Morphologically dilated convolutional neural network for hyperspectral image classification

The use of hyperspectral images is expanding rapidly with the advancement of remote sensing technologies. The precise classification of features for mapping land cover through hyperspectral images is a major research topic and a major focus. In the classification of hyperspectral images, several methods provided good classification results. Among all, convolutional neural network (CNN) is a widely used deep neural network due to its robust feature extraction capabilities. It can enhance the hyperspectral image classification accuracy. Mathematical morphology (MM) is a robust and straightforward spatial feature descriptor, which can reduce the computational workload. We proposed a novel model morphologically dilated Convolutional Neural Network (MDCNN), which can extract more robust spectral-spatial features. MDCNN adopt a process to concatenate the morphological feature maps with original hyperspectral data. CNN structure uses both traditional and dilated convolution. Replacing the dilated convolution in traditional convolution layers expands the receptive field without boosting parameters and thus improves network performance without increasing network complexity. The dilation layer does not reduce the number of parameters but reduces the size of the output feature map, which leads to the overall reduction in the number of parameters. 3D convolution extracts spectral-spatial features and maintains the correlation of spectral data. 2D CNN extracts spatial features and reduces the model's complexity, which can occur if only 3D convolution is used.
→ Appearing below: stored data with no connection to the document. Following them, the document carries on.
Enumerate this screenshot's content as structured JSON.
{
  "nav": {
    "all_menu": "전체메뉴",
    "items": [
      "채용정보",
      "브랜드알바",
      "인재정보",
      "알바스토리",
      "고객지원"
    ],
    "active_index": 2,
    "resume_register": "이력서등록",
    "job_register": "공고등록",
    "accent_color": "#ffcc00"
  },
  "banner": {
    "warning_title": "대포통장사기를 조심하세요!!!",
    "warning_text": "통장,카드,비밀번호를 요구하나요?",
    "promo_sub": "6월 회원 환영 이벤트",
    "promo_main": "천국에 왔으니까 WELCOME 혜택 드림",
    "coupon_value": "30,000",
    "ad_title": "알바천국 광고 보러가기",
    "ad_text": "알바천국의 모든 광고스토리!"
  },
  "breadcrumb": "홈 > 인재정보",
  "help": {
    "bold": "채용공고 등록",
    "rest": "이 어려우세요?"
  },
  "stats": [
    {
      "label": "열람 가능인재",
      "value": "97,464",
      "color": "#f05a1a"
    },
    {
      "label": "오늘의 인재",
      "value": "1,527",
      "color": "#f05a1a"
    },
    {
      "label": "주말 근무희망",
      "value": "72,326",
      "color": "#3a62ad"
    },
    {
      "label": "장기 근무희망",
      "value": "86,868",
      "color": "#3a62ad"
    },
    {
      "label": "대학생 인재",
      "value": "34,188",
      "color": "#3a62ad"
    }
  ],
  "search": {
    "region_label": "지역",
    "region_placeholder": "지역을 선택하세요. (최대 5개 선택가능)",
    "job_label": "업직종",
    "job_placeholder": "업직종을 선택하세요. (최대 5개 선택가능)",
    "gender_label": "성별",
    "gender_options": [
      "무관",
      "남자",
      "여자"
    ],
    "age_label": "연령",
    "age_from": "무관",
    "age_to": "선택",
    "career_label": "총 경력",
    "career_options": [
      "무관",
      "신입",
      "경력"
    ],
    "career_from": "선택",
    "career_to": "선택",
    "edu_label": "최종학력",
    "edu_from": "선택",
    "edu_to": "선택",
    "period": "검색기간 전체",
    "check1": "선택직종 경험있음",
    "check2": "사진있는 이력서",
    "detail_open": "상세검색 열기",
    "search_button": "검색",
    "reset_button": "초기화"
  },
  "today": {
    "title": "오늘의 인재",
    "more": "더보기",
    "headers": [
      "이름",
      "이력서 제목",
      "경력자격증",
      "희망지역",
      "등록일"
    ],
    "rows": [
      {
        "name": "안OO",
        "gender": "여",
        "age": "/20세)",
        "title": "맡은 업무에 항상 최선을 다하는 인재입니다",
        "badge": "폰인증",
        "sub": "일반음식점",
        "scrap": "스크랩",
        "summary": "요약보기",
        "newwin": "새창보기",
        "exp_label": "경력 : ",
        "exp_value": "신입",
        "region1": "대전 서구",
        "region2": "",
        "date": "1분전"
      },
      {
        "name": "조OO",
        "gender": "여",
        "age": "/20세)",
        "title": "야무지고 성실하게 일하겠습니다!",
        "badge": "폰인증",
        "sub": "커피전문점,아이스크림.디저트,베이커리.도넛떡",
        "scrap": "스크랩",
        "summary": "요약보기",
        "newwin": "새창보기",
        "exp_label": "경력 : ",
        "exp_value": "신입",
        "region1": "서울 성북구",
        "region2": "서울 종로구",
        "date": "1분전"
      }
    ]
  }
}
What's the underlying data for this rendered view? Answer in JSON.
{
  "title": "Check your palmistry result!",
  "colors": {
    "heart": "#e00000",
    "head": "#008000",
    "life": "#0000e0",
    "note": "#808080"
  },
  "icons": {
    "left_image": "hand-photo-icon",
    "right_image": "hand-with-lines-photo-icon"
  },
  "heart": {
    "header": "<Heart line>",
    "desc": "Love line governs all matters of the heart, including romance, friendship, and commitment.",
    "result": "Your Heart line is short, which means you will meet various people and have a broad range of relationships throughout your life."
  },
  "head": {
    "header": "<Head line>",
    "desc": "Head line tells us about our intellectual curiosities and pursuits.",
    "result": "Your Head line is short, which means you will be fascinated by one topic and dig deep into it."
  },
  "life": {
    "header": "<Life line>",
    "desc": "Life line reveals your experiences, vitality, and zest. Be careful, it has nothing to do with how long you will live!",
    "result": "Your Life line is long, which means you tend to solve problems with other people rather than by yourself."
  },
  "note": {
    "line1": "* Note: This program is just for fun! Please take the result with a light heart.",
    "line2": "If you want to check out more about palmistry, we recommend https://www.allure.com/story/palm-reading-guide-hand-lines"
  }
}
Experimental findings show that the proposed approach can provide better classification results than traditional deep learning models and other state-of-the-art models on the Indian Pines, University of Pavia, and Salinas Scene data.

Automated summary

The use of hyperspectral images for land cover mapping is an important research topic, with methods like CNN providing good classification results. The proposed MDCNN model combines mathematical morphology and convolutional neural networks to extract more robust spectral-spatial features, showing better classification results than traditional deep learning models.